有些东西本来早就该给你,一直没有机会。”“你那点俸禄……”
“我父亲和母亲去世后,他们的东西都归了我。”说着,裴郅将她扶起,带她去那暗门那边,然后从床底的暗格中取出一个雕花精美的檀木大匣子。
匣子里除去房地契和银票外,还有一个刻满字的鎏金铁片样式的东西,以及一枚玉质绝佳的玉牌。
“这……这不会是丹书铁券吗?”
听说京里开国的几位勋贵家中都有此物,好似没听说当年淮阳大长公主被赐过此物。
“这是长庆侯府的丹书铁券。"裴郅将那玉牌取出,道:“还有这玉牌,也是侯府历代侯爷相传的信物,原本是我祖父的东西,后传给了我父亲。”裴宣死后,芳宜郡主就把这些东西交到他手上。当年赵瀚之是长庆侯府的嫡长子,已被立为世子。因为执意入赘裴府,主动将世子之位让给自己的弟弟赵墨之。
赵墨之与他兄弟情深,等到继承侯府后,言明只是帮他代掌侯府,并以死相逼将这丹书铁券和传承信物,以及赵家不在公中的私产全交给他,说是他的嫁妆。
“祖父与叔祖父感情极好,我听父亲说过,叔祖父临终之际还念叨着这事,叮嘱父亲和二叔不要忘记。”
裴郅将东西放好,交到顾荃手上的同时,还给了她一把钥匙,“除了这些,我还有一个库房,里面有我父亲留下的物件和我母亲的嫁妆,里面的东西随你处置。”
顾荃自己有钱不假,但谁会嫌钱多?
反正这人说是给她养孩子的,她当然心安理得地收下东西,尔后想到什么,不无阴暗地道:“赵家那些人最好是少打我的主意,若是惹毛了我,我就拿出这两样东西,把侯府给收了。

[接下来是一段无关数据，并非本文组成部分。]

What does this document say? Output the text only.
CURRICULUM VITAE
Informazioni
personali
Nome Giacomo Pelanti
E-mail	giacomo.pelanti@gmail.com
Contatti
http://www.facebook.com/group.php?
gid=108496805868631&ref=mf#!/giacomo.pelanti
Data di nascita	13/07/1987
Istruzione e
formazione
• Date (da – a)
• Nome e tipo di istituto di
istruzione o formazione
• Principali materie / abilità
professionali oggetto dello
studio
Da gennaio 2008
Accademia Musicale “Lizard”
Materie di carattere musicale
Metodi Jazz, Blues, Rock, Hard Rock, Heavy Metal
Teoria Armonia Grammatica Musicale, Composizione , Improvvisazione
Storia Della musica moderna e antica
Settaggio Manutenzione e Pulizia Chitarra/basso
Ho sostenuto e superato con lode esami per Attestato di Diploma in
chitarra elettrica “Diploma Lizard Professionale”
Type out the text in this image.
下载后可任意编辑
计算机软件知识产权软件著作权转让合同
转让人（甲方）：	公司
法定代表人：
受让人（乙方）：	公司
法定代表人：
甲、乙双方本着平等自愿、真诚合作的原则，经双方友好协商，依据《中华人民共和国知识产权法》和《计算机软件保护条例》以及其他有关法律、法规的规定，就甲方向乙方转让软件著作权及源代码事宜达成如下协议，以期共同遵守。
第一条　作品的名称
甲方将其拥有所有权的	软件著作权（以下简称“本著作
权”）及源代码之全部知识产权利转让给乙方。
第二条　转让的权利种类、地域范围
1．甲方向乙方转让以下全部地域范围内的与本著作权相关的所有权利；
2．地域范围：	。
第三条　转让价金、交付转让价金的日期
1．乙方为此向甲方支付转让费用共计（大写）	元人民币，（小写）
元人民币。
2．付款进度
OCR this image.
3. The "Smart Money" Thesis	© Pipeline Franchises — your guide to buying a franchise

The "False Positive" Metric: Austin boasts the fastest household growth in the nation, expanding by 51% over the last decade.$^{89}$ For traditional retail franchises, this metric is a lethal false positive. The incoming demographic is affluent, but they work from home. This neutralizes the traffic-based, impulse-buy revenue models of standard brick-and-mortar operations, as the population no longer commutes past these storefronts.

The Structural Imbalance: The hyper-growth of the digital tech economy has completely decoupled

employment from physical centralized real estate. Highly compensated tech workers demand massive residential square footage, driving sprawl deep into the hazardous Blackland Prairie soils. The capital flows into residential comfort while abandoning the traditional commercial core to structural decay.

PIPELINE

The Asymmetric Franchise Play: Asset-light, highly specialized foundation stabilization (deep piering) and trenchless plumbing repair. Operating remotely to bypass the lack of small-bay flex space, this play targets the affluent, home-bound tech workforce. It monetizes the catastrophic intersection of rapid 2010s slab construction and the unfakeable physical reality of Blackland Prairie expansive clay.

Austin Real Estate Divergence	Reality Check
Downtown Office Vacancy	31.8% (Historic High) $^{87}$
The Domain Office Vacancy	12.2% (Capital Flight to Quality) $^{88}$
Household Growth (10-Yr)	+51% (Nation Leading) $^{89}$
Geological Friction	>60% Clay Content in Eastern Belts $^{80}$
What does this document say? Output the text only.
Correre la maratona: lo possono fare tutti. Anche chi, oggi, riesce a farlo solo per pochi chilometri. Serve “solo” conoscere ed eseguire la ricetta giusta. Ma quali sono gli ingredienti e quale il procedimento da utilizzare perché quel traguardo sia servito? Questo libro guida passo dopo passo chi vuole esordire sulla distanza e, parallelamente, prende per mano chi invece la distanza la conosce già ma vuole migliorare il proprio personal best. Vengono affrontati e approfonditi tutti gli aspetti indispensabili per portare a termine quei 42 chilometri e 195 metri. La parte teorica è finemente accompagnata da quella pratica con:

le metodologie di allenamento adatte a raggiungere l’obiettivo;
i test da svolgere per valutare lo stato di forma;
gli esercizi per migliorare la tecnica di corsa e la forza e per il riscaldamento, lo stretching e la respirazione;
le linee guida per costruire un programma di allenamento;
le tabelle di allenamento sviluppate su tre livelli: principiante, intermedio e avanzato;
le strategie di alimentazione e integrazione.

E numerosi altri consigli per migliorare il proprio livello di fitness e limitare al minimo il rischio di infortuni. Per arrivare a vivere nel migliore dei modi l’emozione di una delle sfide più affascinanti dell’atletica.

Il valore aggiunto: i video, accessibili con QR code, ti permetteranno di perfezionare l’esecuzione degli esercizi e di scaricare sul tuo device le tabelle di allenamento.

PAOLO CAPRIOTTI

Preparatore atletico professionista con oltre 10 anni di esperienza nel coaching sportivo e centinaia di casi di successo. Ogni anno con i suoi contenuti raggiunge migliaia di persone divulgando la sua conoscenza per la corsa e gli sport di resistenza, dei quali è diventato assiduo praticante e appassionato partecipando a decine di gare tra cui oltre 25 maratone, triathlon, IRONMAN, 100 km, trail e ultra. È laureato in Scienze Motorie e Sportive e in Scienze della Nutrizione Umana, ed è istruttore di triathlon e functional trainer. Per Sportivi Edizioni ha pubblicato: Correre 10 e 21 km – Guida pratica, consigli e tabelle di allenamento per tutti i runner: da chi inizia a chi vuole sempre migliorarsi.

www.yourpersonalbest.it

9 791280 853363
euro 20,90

”
说完之后,又觉得不对。
“瞧我,还真是一孕就犯傻。那些人若是知道我手上有这东西,怕是除了少数人外,大多数的人都巴不得我把侯府给收了,正好光明正大地吸着我血,让我用自己的钱养着他们。幸好我机灵,一下子就反应过来,否则说不定脑子一热,真干出傻事来。”
裴郅爱极她这般灵动的样子,目光渐起变化。外面的天色生出暮气,室内也跟着光线不佳。昏幽的气氛中,仿佛有什么东西催生情愫,微妙的,却又是心照不宣的。偏偏顾荃还慢慢地靠过去,不知死活。
裴郅身体一僵,然后避开。
徐郎中的话言犹在耳,他不敢忘,“头胎最为紧要,前三个月切记不要同房。你小子再是血气方刚,也得忍着。”
“祜娘,你累不累?要不要睡一觉?”
他不说睡觉还好,一说顾荃原本没有多歪的心思,一下子想歪。“那你陪我一起睡。”
“我还有事……”
这种时候能有什么事?
顾荃就纳闷了,她是什么会吃人的妖精吗?她不满地仰头看去,在对上裴郅暗欲翻涌却在苦苦忍耐的目光后,瞬间明了。她踮起脚尖,吐气如兰地在男人的耳边低语了几句。裴郅压着眉眼,呼吸灼热,“祜娘,你真的愿意?”她自己主动提的,还能是不愿意吗?夫妻之间深入交流增进感情的法子多的事,她总不能一直让这人忍着,万一憋出什么毛病来,以后吃亏的只能是她。“我愿意,我想让你快活。”
裴郅的隐忍,因为她的话而得到释放,似有凶兽从深渊而出,狂啸不止。他近在咫尺的玉人儿,比起他们初见之时,不止水润了许多,还多了令人疯狂的媚气,像极散发着浓郁香味的蜜桃,让人恨不得一口吞下肚去。他不再忍耐,俯低着头,狠狠吸取着蜜桃的芳香。不知过了多久,再将怀中的玉人儿轻轻放到床上,修长的身体小心翼翼覆上去之际,不知动了哪里,开着的暗门随之合上。